About – LTAC


About LTAC


Lane Tech College Prep High School prides itself in over 100 years of academic excellence. Continuing the tradition of excellence, in 2011, with overwhelming support from the community, Lane established an academically advanced 6 year Academic Center program. The academic center program provides an advanced curriculum for students beginning in the 7th grade and culminates with a capstone advanced placement college preparatory experience.

The goal of the Lane Tech Academic Center is to establish superior academic expectations that expand the knowledge of our students, allowing them to think critically and deeply. Through gained knowledge, students will assume responsibility, creativity, and curiosity about their individual, community, and societal hopes. By providing an academic environment we empower and encourage our students to pursue intellectual growth, to create and to explore all areas of strength.

What is an Academic Center?

There are differences between the Academic Centers and traditional or gifted middle schools.

The CPS Academic Centers include Harlan, Lane Tech, Lindblom, Kenwood Academy, Morgan Park, Taft, and Whitney Young. The academic centers are selective enrollment for gifted students in 7th and 8th grade living within Chicago. Students must take a gifted entrance examination (as well as qualify based upon 5th grade grades and ISAT scores) in order to attend these schools. Since these are gifted programs, students take classes that are 1-2 years advanced. (For instance at Lane Tech during student’s 8th grade year they are able to take a combination of Freshmen and Sophomore level courses.) Programs that do not offer gifted curriculum offer traditional grade level course work. So although a program is housed within a high school, the curriculum may be traditional, and the teachers need not hold a high school teaching certificate.

The Academic Center teachers are certified to teach both high school and middle school (the middle school endorsement focuses on the social/emotional aspects of middle schoolers). At Lane, teachers also have gifted education training, attend gifted seminars, and enroll in gifted workshops.

While there are over 80 gifted programs/schools in CPS, only students in the Academic Center programs can actually receive high school credit for the classes that they are taking. For example, all students in CPS can take Algebra during their 7th or 8th grade year, if they have a qualified teacher and pass the city Algebra test. However, only Academic Center students will actually get high school credit on their transcript. All other students will simply have an indication on their transcript that they took and passed Algebra in middle school.

Lane Tech does not receive any additional support for the 7th and 8th grade program.

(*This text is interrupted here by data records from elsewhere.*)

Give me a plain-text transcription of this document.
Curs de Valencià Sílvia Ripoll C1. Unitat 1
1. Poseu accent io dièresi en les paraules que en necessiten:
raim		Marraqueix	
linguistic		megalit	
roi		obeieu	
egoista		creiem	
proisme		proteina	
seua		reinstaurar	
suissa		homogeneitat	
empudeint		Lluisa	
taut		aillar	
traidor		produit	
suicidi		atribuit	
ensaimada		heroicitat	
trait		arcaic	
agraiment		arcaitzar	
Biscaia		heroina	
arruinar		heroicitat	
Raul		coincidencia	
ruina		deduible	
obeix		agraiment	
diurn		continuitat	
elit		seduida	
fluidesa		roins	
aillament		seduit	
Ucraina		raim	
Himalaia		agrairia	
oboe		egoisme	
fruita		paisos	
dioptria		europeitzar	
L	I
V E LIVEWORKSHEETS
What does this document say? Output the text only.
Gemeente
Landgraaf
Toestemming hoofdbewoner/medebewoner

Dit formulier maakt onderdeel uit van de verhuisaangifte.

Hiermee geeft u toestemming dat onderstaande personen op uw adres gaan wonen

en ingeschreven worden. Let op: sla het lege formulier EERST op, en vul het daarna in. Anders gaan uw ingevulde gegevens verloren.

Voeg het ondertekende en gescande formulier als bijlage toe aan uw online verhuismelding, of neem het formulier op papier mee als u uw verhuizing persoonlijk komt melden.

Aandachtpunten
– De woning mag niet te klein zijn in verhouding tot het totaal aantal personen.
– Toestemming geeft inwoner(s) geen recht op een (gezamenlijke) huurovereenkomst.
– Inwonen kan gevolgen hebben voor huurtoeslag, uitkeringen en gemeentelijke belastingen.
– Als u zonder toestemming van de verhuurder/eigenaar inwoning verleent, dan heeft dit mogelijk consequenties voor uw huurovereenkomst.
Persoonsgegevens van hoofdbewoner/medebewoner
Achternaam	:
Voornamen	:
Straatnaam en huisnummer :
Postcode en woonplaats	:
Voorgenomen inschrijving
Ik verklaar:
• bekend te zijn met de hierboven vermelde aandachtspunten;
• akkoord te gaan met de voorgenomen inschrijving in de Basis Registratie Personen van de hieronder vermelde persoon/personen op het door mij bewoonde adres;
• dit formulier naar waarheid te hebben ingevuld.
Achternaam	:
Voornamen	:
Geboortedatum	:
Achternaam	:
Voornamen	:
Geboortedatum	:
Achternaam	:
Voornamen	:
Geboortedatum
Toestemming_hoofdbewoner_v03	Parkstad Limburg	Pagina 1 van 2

All resources are dependent upon general monies allocated to the school, much of which is provided based upon student population. That being said, although we do not receive additional support, we do emphasize a middle school model for the 7th and 8th grade in which we have dedicated counselors for social/emotional support and director for academic purposes, emphasizing gifted education and interventions for those not performing to their greatest potential. Additionally, we ensure that students have clubs, sports, extracurricular activities, dances, etc. like typical middle schools.

At Lane Tech and Whitney Young, the two selective enrollment high schools, students do not need to reapply their Freshmen year. Instead, students are automatically enrolled for grades 7-12, unless they decide to apply to a different selective enrollment high school for their 9th grade year.